Pour un metteur en scène, l’intérêt du Ring, c’est qu’il laisse le temps de corriger une panne d’inspiration. Mais le problème du Ring, c’est que si cette panne s’éternise, ça se voit davantage. Wagner, avec sa théâtralité au long cours, est à la fois clément et impitoyable : appliqué à ses œuvres, un travail intelligent semblera génial, quand un projet inabouti paraîtra parfaitement stupide.
Du Rheingold de Calixto Bieito en janvier dernier, nous n’avions à peu près rien compris, sinon qu’après les Tétralogies industrielles de Patrice Chéreau et de plusieurs de ses imitateurs moins doués et les Tétralogies futuristes de Harry Kupfer ou de la Fura duels Baus, le metteur en scène espagnol entendait signer la première Tétralogie transhumaniste. Un projet qui se confirme dès le premier acte de cette Walkyrie : située dans un univers apocalyptique, où un arbuste qui a connu des jours meilleurs et la carcasse d’un bélier (l’un de ceux qui sont censés tirer le char de Fricka ?) constituent les seules traces de nature, l’action nous montre des protagonistes cernés par des caméras de surveillance, rongés par la peur, écrasés dans ce décor de Tchernobyl moderne. Au deuxième acte, Wotan règne sur une centre informatique transpercé de câbles qui rappellent le Nibelheilm du mois de janvier, et semble moins se préoccuper de Brünnhilde que du chien robot E-doggy développé par la société Ecotech. Au troisième acte, le même Wotan déconnecte une par une les Walkyries-humanoïdes avant d’isoler Brünnhilde en haut de la gigantesque structure métallique qui fait office de décor principal. Une fois qu’on a dit cela… on a à peu près tout dit. Les personnages restent extraordinairement statiques (tout le duo Siegmund-Sieglinde au I se déroule sur l’espace d’un matelas une place, ça facilite forcément le contact), comme si la grandiloquente laideur de décors post-industriels suffisait encore à donner au spectacle son brevet de subversion.
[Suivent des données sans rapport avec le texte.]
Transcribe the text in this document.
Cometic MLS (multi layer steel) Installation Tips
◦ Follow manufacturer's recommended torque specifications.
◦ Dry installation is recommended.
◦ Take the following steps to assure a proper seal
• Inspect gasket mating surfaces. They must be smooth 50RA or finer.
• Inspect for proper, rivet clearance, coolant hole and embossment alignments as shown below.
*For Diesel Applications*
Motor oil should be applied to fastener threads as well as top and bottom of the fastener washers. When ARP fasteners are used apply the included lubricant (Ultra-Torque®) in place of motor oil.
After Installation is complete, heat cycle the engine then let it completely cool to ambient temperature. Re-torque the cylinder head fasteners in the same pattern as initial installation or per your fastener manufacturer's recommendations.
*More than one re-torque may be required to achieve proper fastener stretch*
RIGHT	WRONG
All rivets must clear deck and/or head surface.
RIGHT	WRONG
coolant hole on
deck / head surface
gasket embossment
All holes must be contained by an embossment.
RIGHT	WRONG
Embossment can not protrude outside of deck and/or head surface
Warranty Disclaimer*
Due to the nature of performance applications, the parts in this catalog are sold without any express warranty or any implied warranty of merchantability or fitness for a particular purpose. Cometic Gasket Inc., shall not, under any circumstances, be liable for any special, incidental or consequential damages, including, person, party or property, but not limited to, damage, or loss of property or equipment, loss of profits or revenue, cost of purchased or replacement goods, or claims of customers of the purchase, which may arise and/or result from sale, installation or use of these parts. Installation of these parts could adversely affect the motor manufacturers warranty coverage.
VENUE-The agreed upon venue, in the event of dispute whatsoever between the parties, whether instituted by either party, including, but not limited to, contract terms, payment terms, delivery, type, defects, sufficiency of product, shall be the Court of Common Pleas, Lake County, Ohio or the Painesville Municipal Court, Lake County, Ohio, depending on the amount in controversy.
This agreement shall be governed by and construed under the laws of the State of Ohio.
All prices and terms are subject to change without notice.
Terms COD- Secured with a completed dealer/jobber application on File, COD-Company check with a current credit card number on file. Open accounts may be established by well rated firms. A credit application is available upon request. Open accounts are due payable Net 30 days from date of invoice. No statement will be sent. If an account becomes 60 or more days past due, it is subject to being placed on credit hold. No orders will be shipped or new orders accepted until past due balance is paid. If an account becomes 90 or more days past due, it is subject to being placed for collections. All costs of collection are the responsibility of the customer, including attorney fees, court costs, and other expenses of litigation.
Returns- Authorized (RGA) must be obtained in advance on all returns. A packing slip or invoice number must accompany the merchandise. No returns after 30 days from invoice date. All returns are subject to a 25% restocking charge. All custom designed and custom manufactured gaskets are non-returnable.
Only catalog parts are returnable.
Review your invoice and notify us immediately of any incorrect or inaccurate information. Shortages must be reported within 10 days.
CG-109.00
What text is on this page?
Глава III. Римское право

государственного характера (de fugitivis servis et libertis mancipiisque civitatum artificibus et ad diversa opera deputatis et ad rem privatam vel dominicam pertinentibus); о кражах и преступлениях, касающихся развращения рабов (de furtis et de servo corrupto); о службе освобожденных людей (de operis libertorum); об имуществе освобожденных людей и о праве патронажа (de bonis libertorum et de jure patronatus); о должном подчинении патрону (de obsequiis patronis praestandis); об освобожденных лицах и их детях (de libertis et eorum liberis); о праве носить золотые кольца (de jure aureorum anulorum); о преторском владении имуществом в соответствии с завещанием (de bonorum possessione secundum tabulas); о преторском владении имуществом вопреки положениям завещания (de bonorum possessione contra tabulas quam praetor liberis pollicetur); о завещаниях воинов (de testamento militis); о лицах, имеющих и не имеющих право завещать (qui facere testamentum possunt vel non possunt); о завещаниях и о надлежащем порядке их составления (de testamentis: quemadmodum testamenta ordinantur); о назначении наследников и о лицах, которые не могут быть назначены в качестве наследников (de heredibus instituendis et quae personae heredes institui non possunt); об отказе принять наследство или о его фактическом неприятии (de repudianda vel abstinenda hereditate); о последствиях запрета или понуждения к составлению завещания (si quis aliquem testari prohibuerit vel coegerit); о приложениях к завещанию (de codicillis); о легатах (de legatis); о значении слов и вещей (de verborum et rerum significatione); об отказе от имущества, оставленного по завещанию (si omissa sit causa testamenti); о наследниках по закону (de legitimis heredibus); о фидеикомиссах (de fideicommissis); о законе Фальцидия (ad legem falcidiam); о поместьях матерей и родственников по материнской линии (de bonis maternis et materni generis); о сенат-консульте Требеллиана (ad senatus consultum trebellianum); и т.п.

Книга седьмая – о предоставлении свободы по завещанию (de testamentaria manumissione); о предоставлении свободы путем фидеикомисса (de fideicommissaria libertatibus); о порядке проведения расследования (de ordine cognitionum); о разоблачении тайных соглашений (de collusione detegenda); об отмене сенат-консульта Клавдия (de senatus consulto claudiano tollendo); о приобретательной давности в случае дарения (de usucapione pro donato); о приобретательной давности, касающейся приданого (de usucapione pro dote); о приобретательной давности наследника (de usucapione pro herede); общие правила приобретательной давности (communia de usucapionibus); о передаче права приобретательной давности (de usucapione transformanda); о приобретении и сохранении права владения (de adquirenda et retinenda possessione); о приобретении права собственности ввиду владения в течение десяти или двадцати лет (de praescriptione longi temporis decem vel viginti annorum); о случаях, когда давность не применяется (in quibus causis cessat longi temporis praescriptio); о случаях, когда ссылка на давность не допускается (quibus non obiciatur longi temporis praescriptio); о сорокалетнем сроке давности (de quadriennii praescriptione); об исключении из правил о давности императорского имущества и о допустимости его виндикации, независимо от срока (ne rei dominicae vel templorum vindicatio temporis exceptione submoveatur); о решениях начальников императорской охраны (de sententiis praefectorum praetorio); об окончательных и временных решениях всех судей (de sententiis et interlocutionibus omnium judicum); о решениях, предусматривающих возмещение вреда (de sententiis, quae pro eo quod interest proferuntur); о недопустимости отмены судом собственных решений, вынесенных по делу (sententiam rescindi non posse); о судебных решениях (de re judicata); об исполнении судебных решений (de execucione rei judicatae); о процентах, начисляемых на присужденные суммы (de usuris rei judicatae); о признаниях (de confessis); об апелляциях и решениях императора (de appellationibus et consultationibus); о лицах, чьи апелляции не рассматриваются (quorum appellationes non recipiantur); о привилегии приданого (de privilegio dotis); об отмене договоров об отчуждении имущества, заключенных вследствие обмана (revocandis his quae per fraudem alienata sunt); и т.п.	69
Et lorsqu’une idée survient, elle frappe généralement par son incohérence : Sieglinde annonce à Siegmund que Hunding est endormi pendant que ce dernier se promène dans son salon, Brünnhilde apprend à Sieglinde qu’elle est enceinte alors que les costumiers l’ont dotée d’un ventre de fin de grossesse depuis le milieu de l’acte précédent, Wotan est présenté comme un agresseur sexuel dont Brünnhilde aurait été la victime, sans que rien dans le texte ni dans la musique ne vienne rendre cette trouvaille crédible – pas plus que la danse de joie qu’il exécute au moment de ses Adieux… En somme, de ce gros brouillon de projet théâtral, on sort avant tout avec la certitude que Calixto Bieito n’est pas plus doué en nouvelles technologies qu’en direction d’acteurs (qu’on m’explique pourquoi les armoires du data center sont remplies de bons vieux classeurs qui ne dépareraient pas sur les étagères de l’inspecteur Derrick).
© Herwig Prammer
Heureusement, la partie musicale procure des plaisirs contrastés, ce qui constitue un immense progrès par rapport à la partie scénique. On savait, depuis son Max dans le Freischütz de Weber et son Florestan dans le Fidelio de Beethoven, que Stanislas de Barbeyrac avait la voix et l’intelligence pour aborder des rôles de plus en plus lourds. Après Londres en mai dernier, il offre à Paris ce Siegmund en version scénique si attendu. Sans forcer ses moyens, avec une apparente facilité qui force l’admiration il fait de l’homogénéité de sa voix et des teintes chaleureuses de son timbre les atouts d’un personnage à la fois juvénile et touchant. Son partenaire londonien, Christopher Maltman, remplace ce soir Iain Paterson en Wotan. Là encore, on reste coi devant la transformation vocale de ce chanteur abonné, il y a encore quelques années, au Comte des Noces de Figaro. Rien ne semble contraint pourtant chez ce Wotan certes plus baryton que basse, mais souverainement phrasé, projeté, et joué. Pas aidée par son entrée, où on lui demande de sautiller sur un cheval-bâton, Tamara Wilson a les moyens et les notes de Brunnhilde, ce rôle assassin auquel son timbre lacté apporte la jeunesse idoine. Manque encore un soupçon d’abandon pour que le personnage, abordé récemment (l’été dernier à Santa Fe), se révèle dans toute sa fièvre. On s’attendait à n’être qu’enthousiasme pour Elza van den Heever et Günther Groissböck ; mais il semblerait que la première soit désormais plus à l’aise dans des rôles plus lourds que Sieglinde, dont le lyrisme et la douceur lui échappent en partie (elle sacrifie à un parlando malvenu dans le bas de la tessiture et se rattrape avec un « O hehrstes Wunder » au souffle infini et au volume torrentiel), tandis que le second est apparu en petite forme, exposant la trame d’une voix plus métallique qu’à l’accoutumée. On passera, enfin, sur le chant dépourvu de nuances d’Eve-Maud Hubeaux (un certain tempérament n’a jamais fait une Fricka) en saluant un impeccable pupitre de walkyries.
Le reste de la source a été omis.